Differentiation of Chronic Lymphocytic Leukemia B Cells into Immunoglobulin Secreting Cells Decreases LEF-1 Expression
Published: Thursday, October 06, 2011
Author: Albert Gutierrez et al.

by Albert Gutierrez, Bonnie K. Arendt, Renee C. Tschumper, Neil E. Kay, Clive S. Zent, Diane F. Jelinek

Lymphocyte enhancer binding factor 1 (LEF-1) plays a crucial role in B lineage development and is only expressed in B cell precursors as B cell differentiation into mature B and plasma cells silences its expression. Chronic lymphocytic leukemia (CLL) cells aberrantly express LEF-1 and its expression is required for cellular survival.

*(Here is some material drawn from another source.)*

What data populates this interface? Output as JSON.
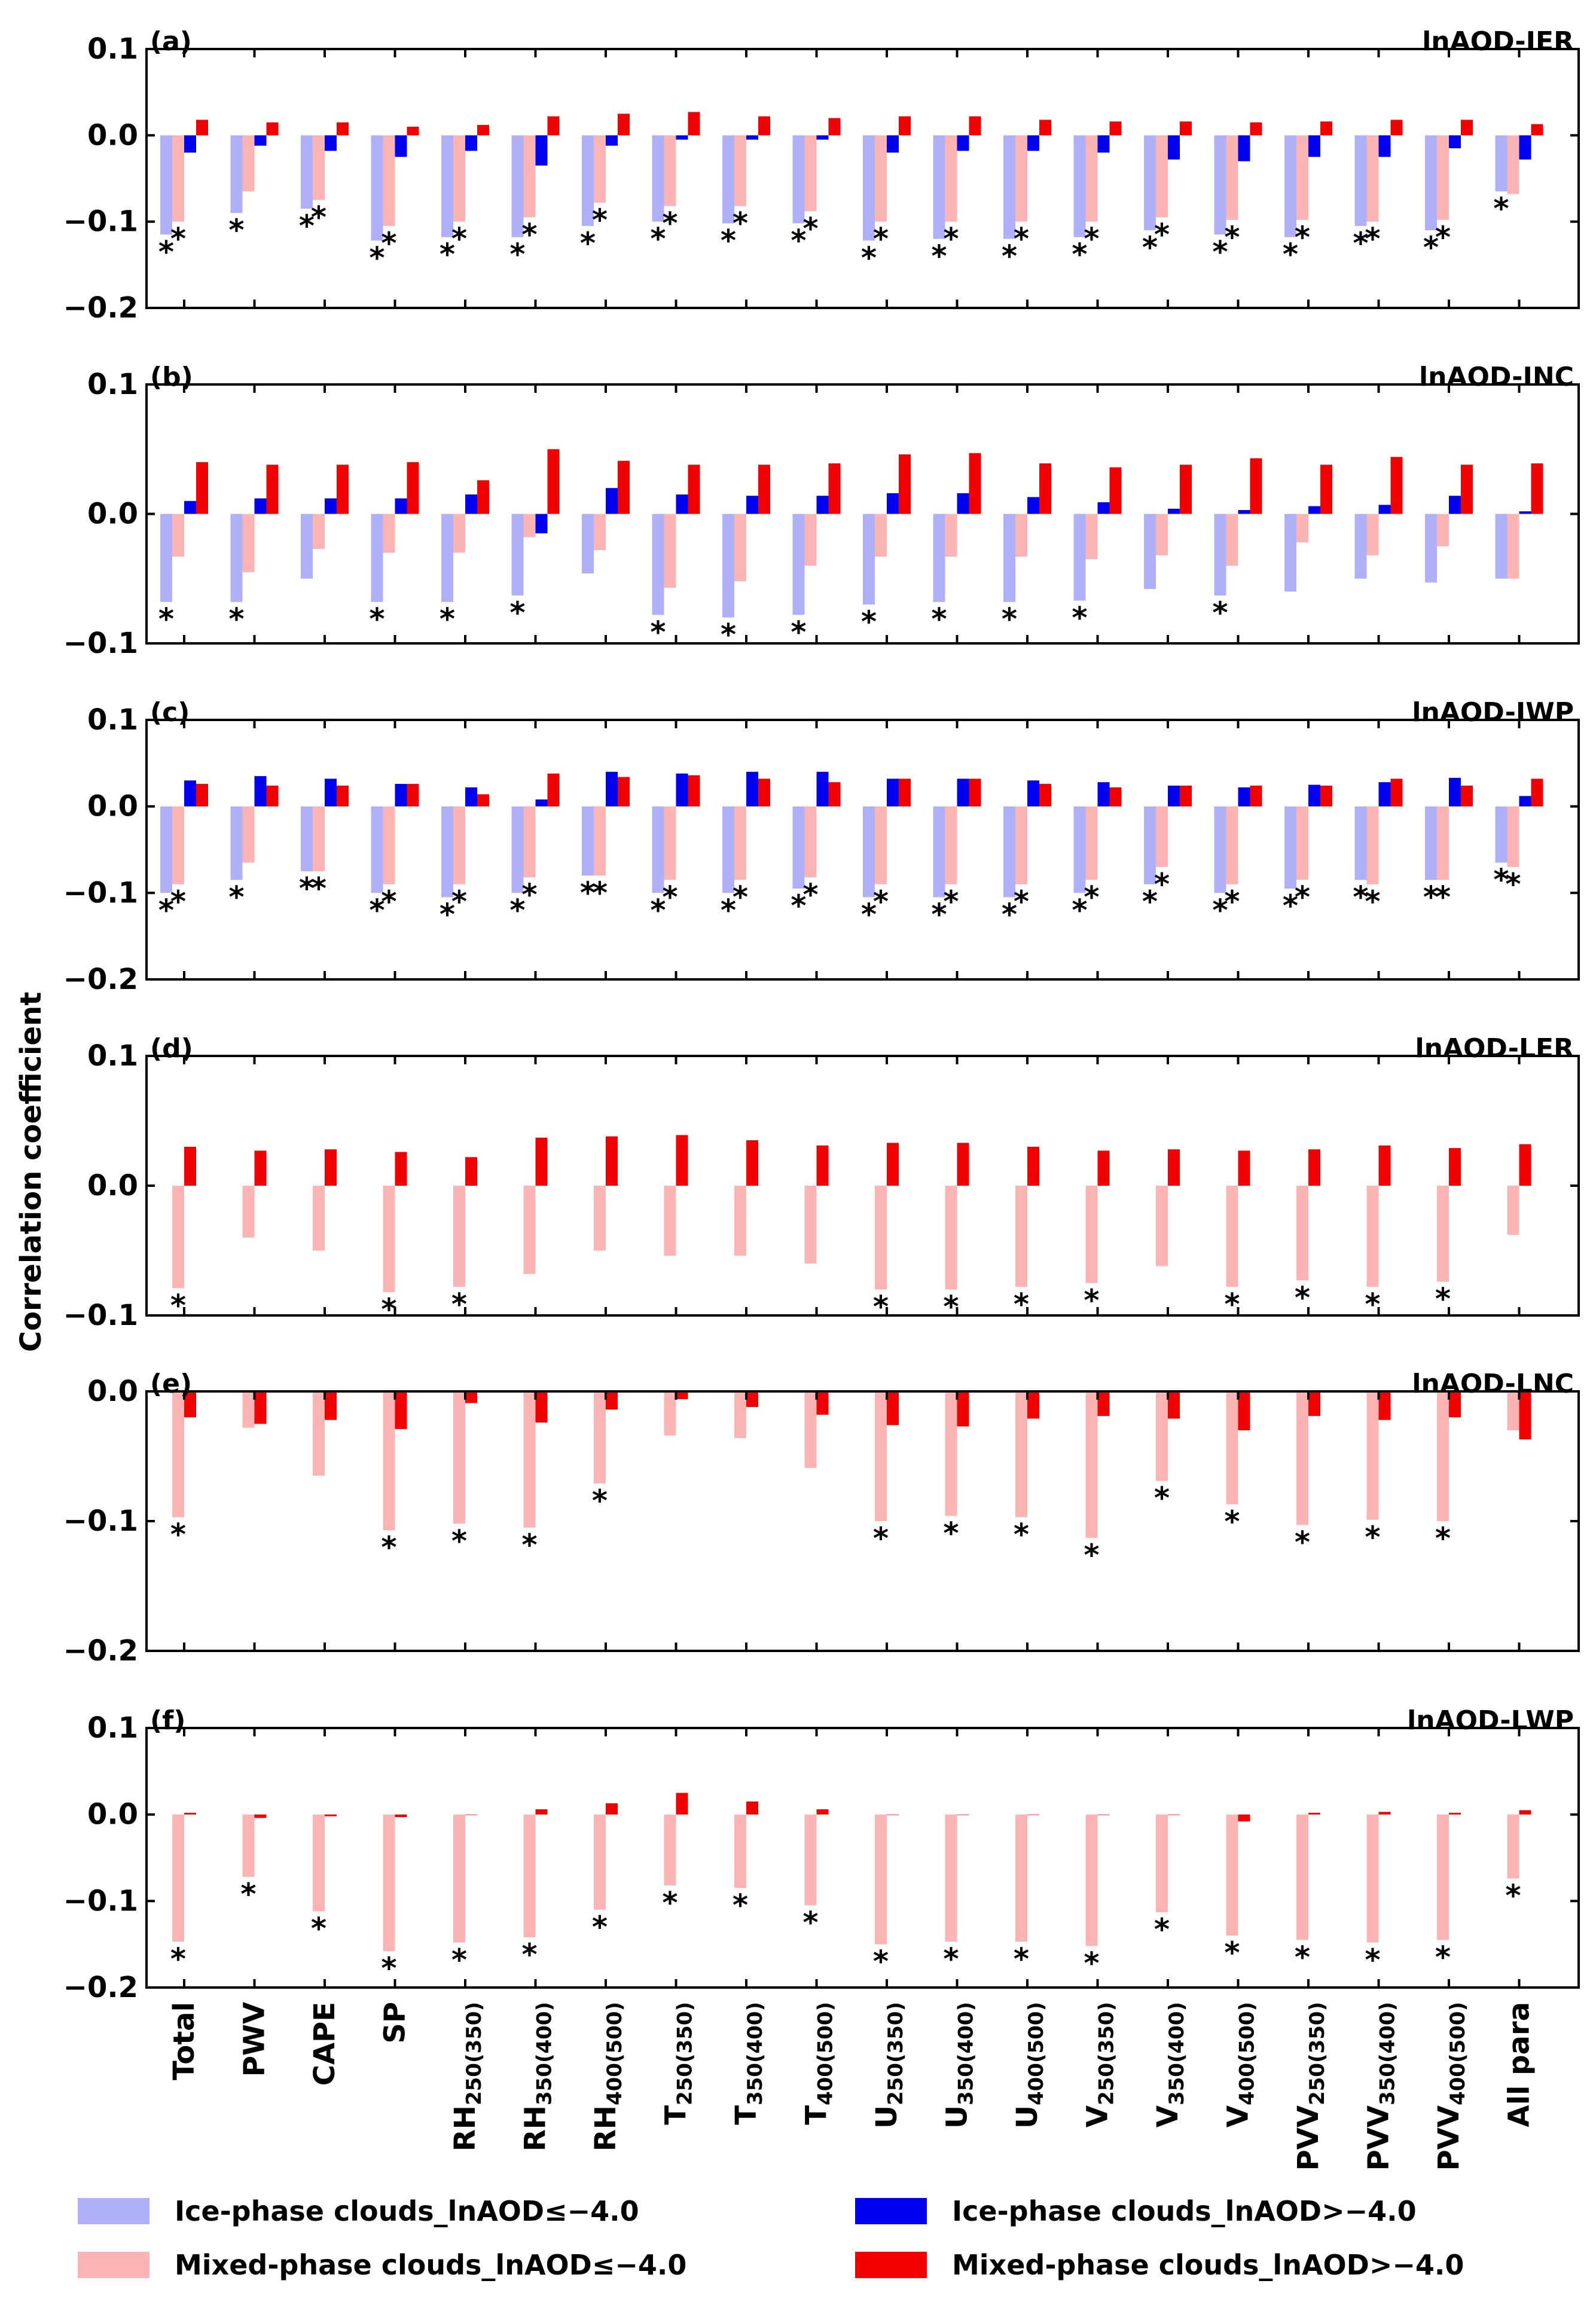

We hypothesized that modification of the differentiation status of CLL cells would result in loss of LEF-1 expression and eliminate the survival advantage provided by its aberrant expression. In this study, we first established a methodology that induces CLL cells to differentiate into immunoglobulin (Ig) secreting cells (ISC) using the TLR9 agonist, CpG, together with cytokines (CpG/c). CpG/c stimulation resulted in dramatic CLL cell phenotypic and morphologic changes, expression of cytoplasmic Ig, and secretion of light chain restricted Ig. CpG/c stimulation also resulted in decreased CLL cell LEF-1 expression and increased Blimp-1 expression, which is crucial for plasma cell differentiation. Further, Wnt pathway activation and cellular survival were impaired in differentiated CLL cells compared to undifferentiated CLL cells. These data support the notion that CLL can differentiate into ISC and that this triggers decreased leukemic cell survival secondary to the down regulation of LEF-1 and decreased Wnt pathway activation.